Caution: Man shopping
Next year, I’m going to have a T-shirt made that says, “Man Christmas shopping — yes, he needs help.”
Christmas shopping is terrifying for a guy. That’s an established scientific fact. I told my wife that if she’s asking for something that can’t be gotten at CVS pharmacy on Christmas Eve, she’s just setting herself up for heartbreak. She laughed. Then she hit me.
With a sore jaw, I went to the mall. To my mind, the mall is everything that can possibly go wrong with a wealthy nation, a glittering, blinking cesspool of consumer excess and depravity. Like Vegas, without the gambling.
And it’s just completely unfamiliar terrain to me. I don’t shop. I don’t know how, and I don’t care to learn. That’s why I got married in the first place. Calm down ladies — that’s a joke. I love and respect my wife dearly. And she earns twice what I do.
She knows I don’t understand shopping, and has helpfully provided me with a list that includes little photos of the items placed next to the name.

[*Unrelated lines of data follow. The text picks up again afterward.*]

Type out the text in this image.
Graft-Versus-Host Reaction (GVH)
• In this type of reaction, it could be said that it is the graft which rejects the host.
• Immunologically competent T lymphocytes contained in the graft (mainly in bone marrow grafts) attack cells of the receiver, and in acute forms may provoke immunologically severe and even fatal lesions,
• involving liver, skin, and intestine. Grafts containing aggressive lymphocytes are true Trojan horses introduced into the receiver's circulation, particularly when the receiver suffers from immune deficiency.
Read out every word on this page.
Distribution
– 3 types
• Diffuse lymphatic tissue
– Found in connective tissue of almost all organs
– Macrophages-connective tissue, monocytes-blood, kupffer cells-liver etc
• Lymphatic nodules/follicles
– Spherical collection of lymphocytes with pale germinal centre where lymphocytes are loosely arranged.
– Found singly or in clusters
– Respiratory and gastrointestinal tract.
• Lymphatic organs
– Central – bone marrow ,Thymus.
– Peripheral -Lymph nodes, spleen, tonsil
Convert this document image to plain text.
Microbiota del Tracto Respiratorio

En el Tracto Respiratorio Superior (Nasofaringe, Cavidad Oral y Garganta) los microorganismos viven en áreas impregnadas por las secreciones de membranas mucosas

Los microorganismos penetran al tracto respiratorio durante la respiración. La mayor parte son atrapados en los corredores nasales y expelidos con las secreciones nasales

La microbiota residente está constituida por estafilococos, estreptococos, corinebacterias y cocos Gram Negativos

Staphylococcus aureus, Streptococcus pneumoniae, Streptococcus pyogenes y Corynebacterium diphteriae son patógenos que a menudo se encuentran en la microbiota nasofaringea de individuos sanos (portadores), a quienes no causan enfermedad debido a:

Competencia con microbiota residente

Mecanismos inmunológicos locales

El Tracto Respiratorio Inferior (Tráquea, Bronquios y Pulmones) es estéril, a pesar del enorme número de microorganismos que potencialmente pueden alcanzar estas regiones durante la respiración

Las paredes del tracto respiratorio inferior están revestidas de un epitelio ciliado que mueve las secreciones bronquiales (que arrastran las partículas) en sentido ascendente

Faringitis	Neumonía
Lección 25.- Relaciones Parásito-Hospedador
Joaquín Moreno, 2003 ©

I’m not kidding.
So I go into this credit card cathedral and wander, looking at names of stores that don’t tell me anything, and wondering how so many places that sell the same thing can survive.
I walked into Hecht’s, which is a big department store in this area.
I think I was in the perfume section, because I couldn’t breathe.
Two young ladies who looked like they stepped out of a magazine I would never buy saw me, and one asked if they could help.
Looking at my list of “Sue’s Stocking Stuffers” — which is on a separate sheet from “Suellen’s Christmas List” — I asked, “Yeah, do you have any Evelyn Crabtree?”
“Evelyn Crabtree. Where do you keep that stuff?”
“We don’t carry that line of products, sir.”
“OK, how about Aveeno?”
“OK, how about these Colonial Candle votive things?”
“Sir, this is the perfume department,” one said, a little annoyed.
“Says here they smell like gardenias,” I countered, feeling pretty good about myself.
“Sir, you might want to try the home department,” she said.
Down in the home department, they had never heard of Evelyn Crabtree. They were able to show me some candles, but not the right ones, and they were able to point me to the Kitchen Aid 5 Quart Polished Mixing Bowl, without even looking at the picture I tried to show them.
I saw some candy, so I stopped one of the guys and said, “Hey do you have this … Almond Roca candy, in the pink tin?”
“We got peanut brittle,” the guy said.
This is my chance to feel superior, I thought. “No,” I said compassionately. “It’s Almond Roca. It’s an entirely different thing!”
“Um … there’s some pink things over here, but they look like boxes.”
“Um … no. But thanks,” I said, now feeling completely sorry for the guy — not only does this poor sap not shop, but he’s got to help people find these silly things. And most of them are probably women who, unlike me, don’t know what he’s going through. Get an education, man! Get out while you still can!
I went to Target next. Here I went off script, and probably earned myself some major points on Christmas morning by doing some original thinking.
She loves the movie “Something’s Gotta Give” because the older guy (Jack Nicholson) goes for the older woman (Diane Keaton) instead of continuing to hook up with the young hotties. She doesn’t say it that way, but I know. So I bought it.
And I think I made a smart call when I reined in the original thinking, and didn’t get her what I thought would be an excellent DVD — “Best of Thunder and Destruction — the NFL’s Hardest Hits.” It’s over her head.
Next I tried a Body Bath Works, or something like that, and asked, “Do you have this Evelyn Crabtree stuff?”
Now, I hadn’t realized this is like going into the Bud brewery and asking for a Miller Lite — got that, guys? — so I was a little stunned when the woman glared at me (it was a nice, holiday glare) and said, “No, we don’t carry that.”
I must’ve looked pretty helpless, because when I followed up with “Do you know where I could find it?” she began to take pity, it seemed.
“You can get that at the Crabtree and Evelyn store, sir.”
Now I’m starting to realize I’ve said something completely stupid. “Um … OK. What about this … Aveeno stress relief lavender body wash?” sticking closely to my script.
Now her co-workers are gathering and starting to laugh. I’m panicking.
“No, sir. We sell Bath and Body Works products.”
Time for a Hail Mary. “Colonial Candles?”
“You could try CVS, sir.”
See? I was right all along. CVS. Christmas Eve. Let me tell ya, it was jammed in there.